The Triple Crown chase starts with Alpha
January, 9, 2012
Jan 9
11:53
AM ET
By Bob Ehalt | ESPNNewYork.com

It’s January, even if it feels like April, and with a new year comes a new array of Triple Crown hopefuls.
While many of the top-ranked 3-year-olds -- horses like Union Rags, Hansen and even Remsen winner O’Prado Again - are working on their suntans in Florida while they prep for their 3-year-old debut, here in New York the road to Louisville officially opened Saturday with the latest renewal of the Count Fleet.
Not one to be confused with the Wood Memorial, the $150,000 Count Fleet can be a stepping stone to bigger and better things, a scenario that may come to fruition through Saturday’s talented winner, Alpha.
At two, Alpha won at first asking at Saratoga and seemed one of the division’s better runners when he finished second to Union Rags in the Champagne. A nearly invisible 11th place finish in the Breeders’ Cup Juvenile relegated the Godolphin runner to the B List, but his 2 1/2-length score in the mile and 70-yard Count Fleet put him back on the fast track to Churchill Downs on the first Saturday in May.
“Alpha was just a great win. We’ll probably leave him there [in New York],” said trainer Kiaran McLauglin, who also won Saturday’s co-featured Busanda for 3-year-old fillies with Captivating Lass. Despite having two stakes winners on the card, McLaughlin spoke by phone from, where else, Florida. “We’ll probably go to the Withers [Feb. 4] and on to the Wood [April 7]. For sure we’ll have to talk to the Godolphin people, but that’s what we’ll look at for right now.”

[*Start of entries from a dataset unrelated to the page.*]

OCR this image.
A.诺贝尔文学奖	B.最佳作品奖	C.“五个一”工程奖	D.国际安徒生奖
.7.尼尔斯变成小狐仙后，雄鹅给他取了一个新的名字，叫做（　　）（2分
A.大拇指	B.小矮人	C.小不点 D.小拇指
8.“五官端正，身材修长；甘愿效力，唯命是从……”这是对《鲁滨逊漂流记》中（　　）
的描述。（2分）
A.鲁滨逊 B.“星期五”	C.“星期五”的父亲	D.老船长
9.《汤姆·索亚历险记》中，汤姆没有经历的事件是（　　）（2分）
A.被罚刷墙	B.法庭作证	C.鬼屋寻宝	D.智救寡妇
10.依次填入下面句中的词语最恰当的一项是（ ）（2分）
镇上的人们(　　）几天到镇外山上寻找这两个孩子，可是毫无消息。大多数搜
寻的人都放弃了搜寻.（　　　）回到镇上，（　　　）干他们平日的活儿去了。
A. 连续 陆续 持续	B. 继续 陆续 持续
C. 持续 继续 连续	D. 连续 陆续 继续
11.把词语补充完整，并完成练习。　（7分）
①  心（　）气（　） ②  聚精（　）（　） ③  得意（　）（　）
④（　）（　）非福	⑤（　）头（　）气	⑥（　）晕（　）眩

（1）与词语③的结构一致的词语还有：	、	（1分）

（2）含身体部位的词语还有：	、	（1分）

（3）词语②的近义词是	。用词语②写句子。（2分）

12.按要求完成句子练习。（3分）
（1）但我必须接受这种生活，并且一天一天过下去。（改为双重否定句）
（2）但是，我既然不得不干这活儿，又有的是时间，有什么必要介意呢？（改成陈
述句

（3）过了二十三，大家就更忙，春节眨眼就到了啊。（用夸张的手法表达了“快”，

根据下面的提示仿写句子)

Stephanoatsee looked to be a fast-closing second, but that was more reflective of the way the pacesetting Il Villano, who was exposed as a sprinter, tired in the final yards and was passed by the Graham Motion-trained Stephanoatsee. No one was beating Alpha, a 4-5 favorite, on this spring-like day in New York.
“Turning for home, he responded every time I asked him,” jockey Ramon Dominguez said. “He galloped out so strong that I had to get an outrider to pull him up. You always have to go just by what you have seen, but judging by today he should be able to handle more distance.”
And so, the Big Apple’s chase for the Kentucky Derby began rather fittingly with a horse named Alpha. Whether it will end with him is a question that most likely will not be answered until spring truly arrives.